PS 4-48
It starts at home: The influence of nursery habitats on the reproductive life history of coastal fishes
Habitat can affect an organism’s fitness by providing varying amounts of food and refuge. However, certain habitats may have extended impacts on the life-history dynamics of individuals even after they have left that habitat, especially for species that make broad ontogenetic migrations. For example, nursery habitats may influence later-in-life performance through carry-over effects that confer fitness advantages during subsequent life stages. If organisms are exposed to multiple nursery habitats, individuals that utilize nurseries offering specific carry-over effects, such as increased growth rates, may transition to reproductive maturity earlier. Our study identifies whether alternative estuarine and offshore nursery habitats can influence life-history and sexual transition of the black sea bass (Centropristis striata). Natal origins of captured adult black sea bass have been determined by matching geochemical signatures in the juvenile portion of adult otoliths to a multi-annual atlas of signatures from juvenile fish captured in estuarine and offshore habitats. These signatures were used to quantify the function of natal habitats as a source contributing to the spawning, adult population. Additionally, we have begun to measure the following potential carry-over effects resulting from the use of estuarine versus offshore nurseries: (1) juvenile-through-sub adult growth rates and (2) timing of male sexual transition.
Results/Conclusions
Elemental analysis of juvenile otoliths from both inshore (estuarine) and offshore (open-coast) habitats from the years 2009-2014 indicated clear environmental differences between putative nursery alternatives and that geochemical signatures could be used to successfully determine past nursery utilization of collected adults. Indeed, using linear discriminant function analysis, we were able to correctly identify 95% of all juveniles to the inshore or offshore nursery habitats where they were captured. Signatures from hundreds of adult fish otoliths are being analyzed to determine the proportional contributions of estuarine versus offshore habitats in maintaining the black sea bass stock. Additionally, comparisons of juvenile and sub-adult growth rates and percent mature males at age for fish utilizing either nursery will demonstrate the presence of carry-over effects.
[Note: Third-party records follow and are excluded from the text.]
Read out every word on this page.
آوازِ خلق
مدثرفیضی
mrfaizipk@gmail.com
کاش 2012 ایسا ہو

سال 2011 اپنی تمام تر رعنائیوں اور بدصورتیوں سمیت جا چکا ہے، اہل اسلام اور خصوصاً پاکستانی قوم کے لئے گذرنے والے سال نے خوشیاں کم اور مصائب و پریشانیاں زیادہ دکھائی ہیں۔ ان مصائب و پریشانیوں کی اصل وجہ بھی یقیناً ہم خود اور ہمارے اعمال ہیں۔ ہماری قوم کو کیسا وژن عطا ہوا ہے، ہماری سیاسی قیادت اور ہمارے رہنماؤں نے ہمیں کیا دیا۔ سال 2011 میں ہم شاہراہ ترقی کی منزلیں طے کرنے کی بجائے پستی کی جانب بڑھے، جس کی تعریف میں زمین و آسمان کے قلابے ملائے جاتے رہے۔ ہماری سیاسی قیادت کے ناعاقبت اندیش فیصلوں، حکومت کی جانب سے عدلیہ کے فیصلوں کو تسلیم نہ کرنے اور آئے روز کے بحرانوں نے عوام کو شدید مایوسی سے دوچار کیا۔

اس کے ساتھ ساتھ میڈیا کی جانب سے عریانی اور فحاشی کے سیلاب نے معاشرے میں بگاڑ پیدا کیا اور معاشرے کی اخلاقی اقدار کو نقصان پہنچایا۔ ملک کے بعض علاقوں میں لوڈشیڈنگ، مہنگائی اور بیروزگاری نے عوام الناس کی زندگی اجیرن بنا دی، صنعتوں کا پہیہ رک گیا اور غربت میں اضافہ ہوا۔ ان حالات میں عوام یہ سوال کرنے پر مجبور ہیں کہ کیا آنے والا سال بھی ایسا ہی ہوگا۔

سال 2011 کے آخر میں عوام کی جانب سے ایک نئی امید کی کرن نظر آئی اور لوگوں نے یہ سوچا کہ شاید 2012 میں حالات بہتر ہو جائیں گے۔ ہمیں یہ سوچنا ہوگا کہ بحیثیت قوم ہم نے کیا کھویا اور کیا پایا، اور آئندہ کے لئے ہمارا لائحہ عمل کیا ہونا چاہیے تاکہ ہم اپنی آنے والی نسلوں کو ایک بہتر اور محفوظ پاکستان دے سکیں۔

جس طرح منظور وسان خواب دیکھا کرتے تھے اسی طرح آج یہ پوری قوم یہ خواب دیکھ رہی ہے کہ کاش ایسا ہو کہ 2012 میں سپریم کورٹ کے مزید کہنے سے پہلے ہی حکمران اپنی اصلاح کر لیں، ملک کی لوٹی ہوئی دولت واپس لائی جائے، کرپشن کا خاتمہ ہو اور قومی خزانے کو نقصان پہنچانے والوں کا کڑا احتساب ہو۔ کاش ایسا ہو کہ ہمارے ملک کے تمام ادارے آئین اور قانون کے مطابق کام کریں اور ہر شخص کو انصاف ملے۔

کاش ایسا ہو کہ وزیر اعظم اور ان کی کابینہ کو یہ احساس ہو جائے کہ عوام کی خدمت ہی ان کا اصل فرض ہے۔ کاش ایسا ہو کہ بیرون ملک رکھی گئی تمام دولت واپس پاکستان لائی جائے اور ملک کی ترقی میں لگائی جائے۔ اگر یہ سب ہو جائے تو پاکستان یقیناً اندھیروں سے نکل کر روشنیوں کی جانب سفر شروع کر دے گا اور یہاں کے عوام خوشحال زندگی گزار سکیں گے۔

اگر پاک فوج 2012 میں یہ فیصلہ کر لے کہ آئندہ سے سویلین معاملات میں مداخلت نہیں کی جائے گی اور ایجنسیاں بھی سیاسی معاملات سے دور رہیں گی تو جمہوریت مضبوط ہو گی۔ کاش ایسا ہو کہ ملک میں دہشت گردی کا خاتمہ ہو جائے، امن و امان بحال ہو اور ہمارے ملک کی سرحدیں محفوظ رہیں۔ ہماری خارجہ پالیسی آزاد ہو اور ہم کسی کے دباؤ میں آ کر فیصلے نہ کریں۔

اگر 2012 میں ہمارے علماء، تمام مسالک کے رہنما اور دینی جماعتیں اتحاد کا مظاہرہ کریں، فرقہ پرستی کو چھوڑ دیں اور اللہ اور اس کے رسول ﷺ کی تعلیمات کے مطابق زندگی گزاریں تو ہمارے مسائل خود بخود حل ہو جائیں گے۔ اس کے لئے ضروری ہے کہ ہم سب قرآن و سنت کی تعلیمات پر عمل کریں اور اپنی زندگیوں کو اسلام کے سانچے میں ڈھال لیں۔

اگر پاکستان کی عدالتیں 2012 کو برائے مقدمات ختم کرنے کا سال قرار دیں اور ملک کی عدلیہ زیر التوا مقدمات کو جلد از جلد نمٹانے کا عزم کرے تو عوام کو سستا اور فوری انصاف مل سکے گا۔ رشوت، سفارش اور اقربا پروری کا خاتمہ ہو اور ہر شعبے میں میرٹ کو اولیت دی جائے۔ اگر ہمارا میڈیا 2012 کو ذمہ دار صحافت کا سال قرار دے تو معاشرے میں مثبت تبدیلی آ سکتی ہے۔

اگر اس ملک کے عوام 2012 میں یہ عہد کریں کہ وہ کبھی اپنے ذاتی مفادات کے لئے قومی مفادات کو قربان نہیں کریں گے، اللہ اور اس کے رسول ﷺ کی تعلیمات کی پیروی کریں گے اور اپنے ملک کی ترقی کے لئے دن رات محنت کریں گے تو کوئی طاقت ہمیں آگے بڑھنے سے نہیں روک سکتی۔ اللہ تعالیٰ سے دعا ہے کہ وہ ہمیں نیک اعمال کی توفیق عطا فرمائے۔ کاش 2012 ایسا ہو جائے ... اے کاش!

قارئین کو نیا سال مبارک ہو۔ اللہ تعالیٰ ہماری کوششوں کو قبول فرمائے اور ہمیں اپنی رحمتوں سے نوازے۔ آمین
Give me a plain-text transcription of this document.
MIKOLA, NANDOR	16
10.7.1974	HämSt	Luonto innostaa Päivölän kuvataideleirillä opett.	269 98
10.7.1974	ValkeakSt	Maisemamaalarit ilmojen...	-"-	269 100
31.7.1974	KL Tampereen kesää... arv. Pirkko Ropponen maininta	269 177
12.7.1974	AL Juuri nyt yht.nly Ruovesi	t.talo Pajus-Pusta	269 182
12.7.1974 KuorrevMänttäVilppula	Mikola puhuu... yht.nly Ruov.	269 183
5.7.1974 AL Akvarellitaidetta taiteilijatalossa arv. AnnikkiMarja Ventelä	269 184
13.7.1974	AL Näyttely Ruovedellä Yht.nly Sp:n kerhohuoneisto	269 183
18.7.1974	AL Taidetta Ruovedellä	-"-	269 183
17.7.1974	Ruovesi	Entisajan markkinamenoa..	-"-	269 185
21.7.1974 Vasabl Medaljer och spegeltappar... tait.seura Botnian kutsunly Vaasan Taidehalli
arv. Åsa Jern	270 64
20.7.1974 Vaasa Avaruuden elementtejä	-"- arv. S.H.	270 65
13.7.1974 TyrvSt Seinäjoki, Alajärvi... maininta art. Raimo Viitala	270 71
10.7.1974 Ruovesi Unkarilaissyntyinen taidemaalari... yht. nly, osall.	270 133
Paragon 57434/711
If carry-over effects for specific nurseries are found, we will have novel evidence of the links between nursery habitat use and post-juvenile life histories (i.e., reproductive ecology). Furthermore, these data can be used to create demographic population models to more broadly identify the impact of nursery habitat use on population-level fitness and life history dynamics. Although applied to coastal fish here, these results would be applicable for a wide range of taxa with ontogenetic habitat migrations across life histories.